How excited will he be when he's trapped in his garage by a couple dozen of the Giant Laotian Rats? They will scratch at the door, saying, "Please, human, open up. We're gentle. We won't hurt you. In our country, we're merely tasty snacks."
How excited will he be when he's transformed into little pellets?
Sadly, Chicago rat experts are not being helpful, including those at City Hall, where rat knowledge and legend run deep and several rats are apparently squealing to federal grand juries on other matters.
A source in the Department of Streets and Sanitation said the Giant Rat of Laos is not even a rat.
"It's more like a guinea pig," the source said. "And the fact that it is being sold as food further confuses the issue. Personally, I would call the Lincoln Park Zoo. They had giant rodentlike creatures on display, but parents usually skipped that exhibit when taking their kids around."
All that means is that the parents cared about their children, which means they'd never give a rodent as a pet, especially rats with pink little hands, but also mice, guinea pigs, hamsters, prairie dogs, gerbils and other vicious members of the rodent family.
A few years ago, an editor almost caused me to crack my head on the Michigan Avenue pavement when she told me about finding an opossum in her backyard in Oak Park. So don't even get me started on civets, which have what look to be thumbs and are either cats or ratlike cats considered tasty in Asia, not that there's anything wrong with devouring creatures possessed of thumbs, but I just won't.
On Tuesday, I noticed my welcome-back present on my desk, a folder of stories marked "Giant Rat of Laos." I opened it with a pencil, so as not to touch it.
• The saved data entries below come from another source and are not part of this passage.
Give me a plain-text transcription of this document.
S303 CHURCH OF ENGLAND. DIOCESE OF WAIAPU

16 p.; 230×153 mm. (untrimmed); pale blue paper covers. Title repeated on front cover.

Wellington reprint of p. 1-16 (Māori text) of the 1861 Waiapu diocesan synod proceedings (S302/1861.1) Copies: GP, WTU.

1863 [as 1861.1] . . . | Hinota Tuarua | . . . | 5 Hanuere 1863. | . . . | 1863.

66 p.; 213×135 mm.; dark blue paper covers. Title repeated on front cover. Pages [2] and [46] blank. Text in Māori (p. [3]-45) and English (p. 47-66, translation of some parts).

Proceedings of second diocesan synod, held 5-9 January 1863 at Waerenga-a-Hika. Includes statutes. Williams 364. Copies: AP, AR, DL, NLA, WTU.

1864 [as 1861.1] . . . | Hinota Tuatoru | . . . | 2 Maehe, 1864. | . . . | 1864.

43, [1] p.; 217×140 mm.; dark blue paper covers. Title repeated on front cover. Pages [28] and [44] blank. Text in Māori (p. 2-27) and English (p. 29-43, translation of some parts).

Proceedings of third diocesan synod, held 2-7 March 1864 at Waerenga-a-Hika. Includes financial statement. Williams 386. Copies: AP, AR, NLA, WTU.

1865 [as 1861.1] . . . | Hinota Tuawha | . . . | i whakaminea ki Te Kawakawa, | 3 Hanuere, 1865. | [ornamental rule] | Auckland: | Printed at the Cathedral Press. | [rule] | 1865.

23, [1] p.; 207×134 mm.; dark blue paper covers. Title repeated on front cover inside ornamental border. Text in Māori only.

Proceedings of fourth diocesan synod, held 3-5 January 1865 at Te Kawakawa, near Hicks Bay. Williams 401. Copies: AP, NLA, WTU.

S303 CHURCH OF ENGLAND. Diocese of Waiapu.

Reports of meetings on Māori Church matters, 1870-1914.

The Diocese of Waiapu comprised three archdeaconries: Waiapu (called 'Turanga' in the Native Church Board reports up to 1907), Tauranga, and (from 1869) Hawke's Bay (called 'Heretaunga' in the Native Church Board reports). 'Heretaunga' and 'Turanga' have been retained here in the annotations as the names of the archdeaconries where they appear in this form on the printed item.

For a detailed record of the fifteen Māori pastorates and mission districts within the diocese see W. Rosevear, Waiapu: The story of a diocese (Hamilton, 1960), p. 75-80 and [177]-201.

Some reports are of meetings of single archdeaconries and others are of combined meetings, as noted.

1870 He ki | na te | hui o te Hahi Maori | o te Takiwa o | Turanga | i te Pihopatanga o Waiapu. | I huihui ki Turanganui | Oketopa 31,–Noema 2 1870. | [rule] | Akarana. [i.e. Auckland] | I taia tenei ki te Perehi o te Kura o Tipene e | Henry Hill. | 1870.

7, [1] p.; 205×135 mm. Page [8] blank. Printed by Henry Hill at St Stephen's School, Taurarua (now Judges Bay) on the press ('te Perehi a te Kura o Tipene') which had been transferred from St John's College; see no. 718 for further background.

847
One story offered an artist's rendering showing a giant rat with the head of a bull terrier, blunt snout and massive jaws. Another displayed a photo of one spread-eagled on a piece of cardboard, so calm in death that it looked nothing like the ravenous, bloodthirsty creature that it had been.
The guy at Streets and San said I should find some famous Chicago gourmet chef to cook one and get a few columns out of it. But Chicago chefs won't cook anything with hands.
Just then John Legittino, 18, the energetic Chicago high school kid who serves as the summer intern, made a serious mistake.
"I hear horror stories about rodents, too, from kids at school, like pet rats that get loose in people's basements and then reproduce," Legittino said. "And soon there are generations of them down there, a roiling mass of rodents, and then the females eat the males."
When I opened my eyes, Legittino was still there, ignorant of the fact that I will now do everything in my power to crush his journalism career before it begins.